W reprezentacji Polski zadebiutował w kwietniu podczas turnieju kwalifikacyjnego do IO, gdy kontuzjowany był jeden z asów kadry Mariusz Jurkiewicz. Gdy wtedy zjawił się na obozie kadry, ważył... 104 kg.
3 kilogramy za dużo
- Trener Dujszebajew uznał, że to za dużo i polecił mi zrzucić 3 kg - opowiada "Giera". - Nie było łatwo, bo lubię dobrze zjeść, a do kawy zawsze muszę wziąć coś słodkiego. Gdy na tamtym zgrupowaniu sięgałem po jakiś deser, to trener mierzył mnie takim wzrokiem, że od razu... odechciało mi się słodyczy - śmieje się.
Pod bacznym okiem Dujszebajewa schudł do 99 kg. - W kadrze bardzo profesjonalnie podchodzi się do spraw odżywiania i diety, czego wcześniej nie zauważyłem w klubach - dodaje zawodnik szczecińskiej Pogoni.
Sto procent na treningu
Wcześniej raz był powołany do kadry (w 2012 roku przez trenerów Waszkiewicza i Wleklaka na mecz z Litwą), ale nie zagrał nawet minuty. Dopiero Dujszebajew dostrzegł w nim piłkarza mogącego grać w reprezentacji na środku lub lewym rozegraniu. - Na każdym treningu podczas obozu w Arłamowie dawałem z siebie Sto procent. Miałem przeczucie, że dostanę powołanie, ale gdy ogłoszono, że jadę na igrzyska... lekkie zaskoczenie było - przyznaje Łukasz, który dostał nominację kosztem Piotra Chrapkowskiego.
- Ale bardziej ode mnie nominacją zaskoczona była narzeczona Judyta. Gdy usłyszała o tym, wybuchła wielką radością - opowiada.

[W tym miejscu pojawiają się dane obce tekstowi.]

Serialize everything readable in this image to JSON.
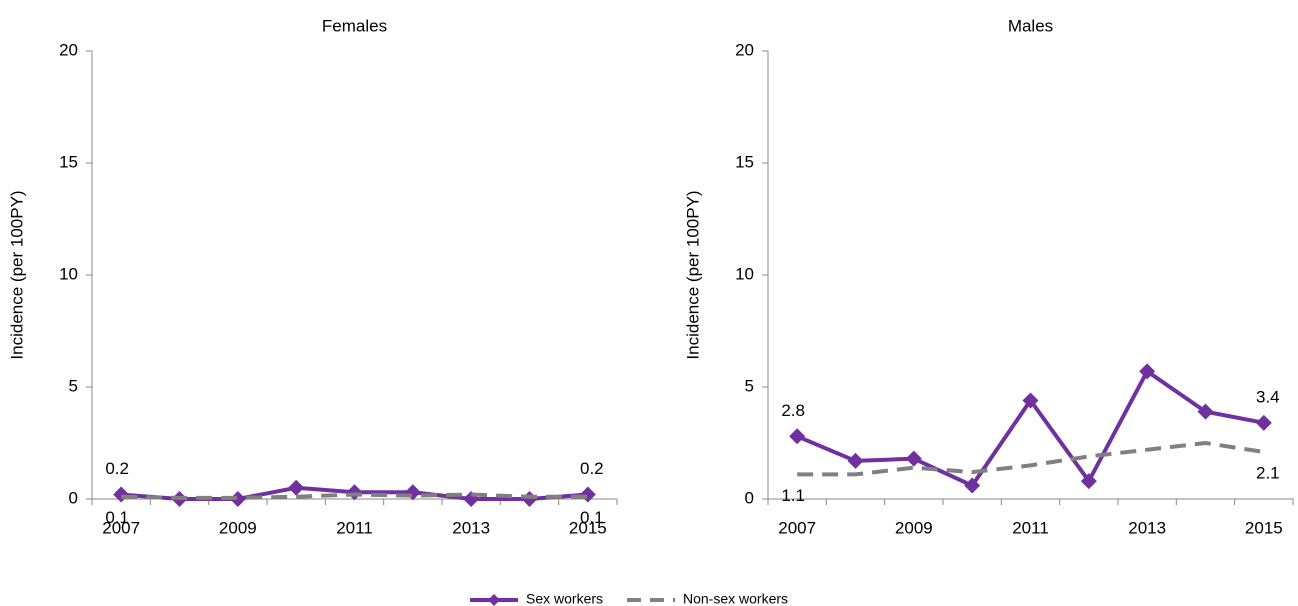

Judyta dokładnie śledzi karierę narzeczonego i jest jego... masażystką, bo na co dzień pracuje w tym zawodzie. - Marzenia się spełniają, tylko trzeba w nie wierzyć i ciężko pracować - mówi Gierak, dla którego ostatnie miesiące są rzeczywiście jak z bajki. W maju znalazł nowy klub (Tus N-Lubbecke), w czerwcu urodził mu się drugi syn, a teraz dostał nominację olimpijską.
- Co dalej ? Czas na medal w Rio - kończy Gierak.